Getting Started With Person-First Language
Focusing on who students are as individuals—instead of on learning differences or other descriptors—starts with empathy.
As educators strive to be inclusive of all children, one way to begin is to actively use person-first language, a form of linguistic etiquette in which we describe a trait or diagnosis as something a person has rather than as who they are—e.g., “a person with diabetes,” not “a diabetic.” This is a way to honor and welcome students with different abilities. Indeed, how we discuss and describe our students profoundly impacts their sense of inclusion in the classroom.
To begin using person-first language, we should initially try to understand its purpose and meaning. At its core, person-first language seeks to acknowledge the inherent and equal value of every individual, before attaching any other descriptors or identities the person may view as secondary or not intrinsic. Communicating using person-first language begins with empathy.
Countless individuals from various backgrounds, races, social groups, communities, or experiences are familiar with the isolation created by a lack of person-first language. This includes people who happen to have physical, emotional, cognitive, learning, or other differences.
Think about how you personally prefer to be viewed. Momentarily, let’s imagine you have purple-colored eyes. Would you want to be known as “that purple-eyed person over there,” or by your name and the core identity you choose for yourself? Would it seem awkward, exclusionary, demeaning, uncomfortable, or limiting if others always identified you as “that purple-eyed person”? Would you perceive it as most valid to mention your eye color only if eye color were the focus of the discussion?
Every day, educators experience numerous possibilities for applying person-first language. One common scenario is when we’re referring to a person having a genetic pattern of trisomy 21. In this case, it’s not appropriate to say the person is “Down’s” or “Down.” The correct term for the condition is “Down syndrome”—but the person’s name should always be used first. One should say, “Mikaela has been diagnosed with Down syndrome,” and not “Mikaela is Down’s,” or “That Down syndrome girl is Mikaela.”
In this example, Mikaela is first and foremost a unique individual with many qualities and valuable contributions that are not necessarily linked to her genetic diagnosis. The fact that she happens to have Down syndrome is therefore not usually primarily relevant. It is a secondary aspect of her identity, and only she (or if she’s a young child, her family or guardian) can and should determine its relevance.
In the same way, a person with a cognitive, congenital, or physical difference or a person with an identified learning difference, health condition, or need for certain assistive devices or communication tools is always an individual first, deserving to be referenced as such. Wholistic inclusion requires avoiding the anonymous or primary grouping of distinct persons under singular characteristics, labeled disabilities, or broad qualifiers.
A person is never “sped,” “retarded,” “a spaz,” “nonverbal,” “handicapped,” “deformed,” “mental,” “slow,” “wild,” or so forth. Instead, when truly necessary to the discussion, someone may be referenced as “having a cognitive difference requiring modifications,” “using a wheelchair,” “living or diagnosed with Type 1 diabetes,” “experiencing tics,” “having cerebral palsy,” or “managing a mental illness.”

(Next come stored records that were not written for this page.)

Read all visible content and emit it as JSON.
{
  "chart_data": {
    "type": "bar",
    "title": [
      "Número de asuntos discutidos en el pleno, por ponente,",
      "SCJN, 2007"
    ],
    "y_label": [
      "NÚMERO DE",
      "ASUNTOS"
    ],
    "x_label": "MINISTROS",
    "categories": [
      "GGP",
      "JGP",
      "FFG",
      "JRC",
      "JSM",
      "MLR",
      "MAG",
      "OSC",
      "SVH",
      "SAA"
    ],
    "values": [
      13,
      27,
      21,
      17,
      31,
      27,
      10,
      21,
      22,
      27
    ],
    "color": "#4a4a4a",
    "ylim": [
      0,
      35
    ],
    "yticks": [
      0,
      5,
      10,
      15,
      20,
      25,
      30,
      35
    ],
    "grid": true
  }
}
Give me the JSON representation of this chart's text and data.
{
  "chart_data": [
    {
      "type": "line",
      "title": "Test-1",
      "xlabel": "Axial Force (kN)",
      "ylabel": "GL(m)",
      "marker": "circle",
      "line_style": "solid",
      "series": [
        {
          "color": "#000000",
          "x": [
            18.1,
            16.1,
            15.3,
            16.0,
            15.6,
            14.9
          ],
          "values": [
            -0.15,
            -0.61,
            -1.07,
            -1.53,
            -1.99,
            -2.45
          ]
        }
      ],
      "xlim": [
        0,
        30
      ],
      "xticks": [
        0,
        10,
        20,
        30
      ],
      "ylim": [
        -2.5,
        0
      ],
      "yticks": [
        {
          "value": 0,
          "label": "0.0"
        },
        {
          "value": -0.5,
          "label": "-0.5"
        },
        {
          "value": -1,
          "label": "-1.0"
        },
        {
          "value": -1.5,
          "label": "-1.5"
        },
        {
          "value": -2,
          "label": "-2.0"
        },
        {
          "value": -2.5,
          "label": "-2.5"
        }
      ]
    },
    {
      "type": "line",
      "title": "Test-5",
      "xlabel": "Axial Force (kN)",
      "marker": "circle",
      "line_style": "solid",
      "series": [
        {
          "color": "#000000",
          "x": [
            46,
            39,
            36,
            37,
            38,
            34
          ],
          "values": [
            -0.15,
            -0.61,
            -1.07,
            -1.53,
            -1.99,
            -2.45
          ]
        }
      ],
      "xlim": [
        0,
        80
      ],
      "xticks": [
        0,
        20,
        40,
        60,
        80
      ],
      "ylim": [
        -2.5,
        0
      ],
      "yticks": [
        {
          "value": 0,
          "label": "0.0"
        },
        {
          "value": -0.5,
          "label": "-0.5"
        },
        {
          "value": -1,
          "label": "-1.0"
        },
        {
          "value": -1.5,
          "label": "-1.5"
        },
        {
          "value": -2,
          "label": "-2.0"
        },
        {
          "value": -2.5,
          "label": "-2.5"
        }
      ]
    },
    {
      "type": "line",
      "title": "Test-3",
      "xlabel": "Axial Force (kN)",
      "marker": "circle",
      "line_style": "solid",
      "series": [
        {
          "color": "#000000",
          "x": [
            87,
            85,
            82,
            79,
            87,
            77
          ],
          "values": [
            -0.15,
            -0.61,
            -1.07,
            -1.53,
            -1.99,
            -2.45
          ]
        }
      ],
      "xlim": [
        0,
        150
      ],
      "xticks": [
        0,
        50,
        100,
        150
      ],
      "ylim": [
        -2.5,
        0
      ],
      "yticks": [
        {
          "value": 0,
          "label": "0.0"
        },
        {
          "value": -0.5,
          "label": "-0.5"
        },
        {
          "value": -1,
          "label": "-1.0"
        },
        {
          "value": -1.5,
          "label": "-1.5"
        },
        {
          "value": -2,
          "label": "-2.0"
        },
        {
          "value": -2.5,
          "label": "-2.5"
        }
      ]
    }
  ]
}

This is a simple practice that takes effort. Given the inherent offensiveness of some of the aforementioned language, such guidance may seem obvious. Yet while person-first language is a critical and often simple step toward a more authentic practice of inclusion, in reality consistent effort and ongoing open discussion are required for long-term success.
We should also try to take account of how people want to be referred to. For example, consider individuals with a diagnosis of autism spectrum disorder. There are as many preferences for terminology surrounding this particular diagnosis as there are individuals having the condition. Some believe autism is inherent to their core identity and therefore find no exclusion in being called autistic. Others may even take offense at the suggestion that primary reference of autism should be avoided. Still others perceive the diagnosis as only secondary to their personhood and therefore not relevant or appropriate to use as an initial introduction or reference.
[Editor’s note: Edutopia uses “autistic person” rather than “person with autism,” having been persuaded by the argument that autism is not a disability and is a core element of who the person is.]
Such situations may carry the potential to feel confusing or overwhelming. However, it’s important to remember that missteps and misunderstandings can be expected as a part of growing toward creating more inclusive language and thereby more inclusive communities. We’re all constantly learning. Particularly because person-first language seeks to value the individual in each unique situation, those who work to incorporate it in their communication will always be learning.
Thus, when we encounter a new circumstance for which we do not know the appropriate person-first language to use, we can always simply ask.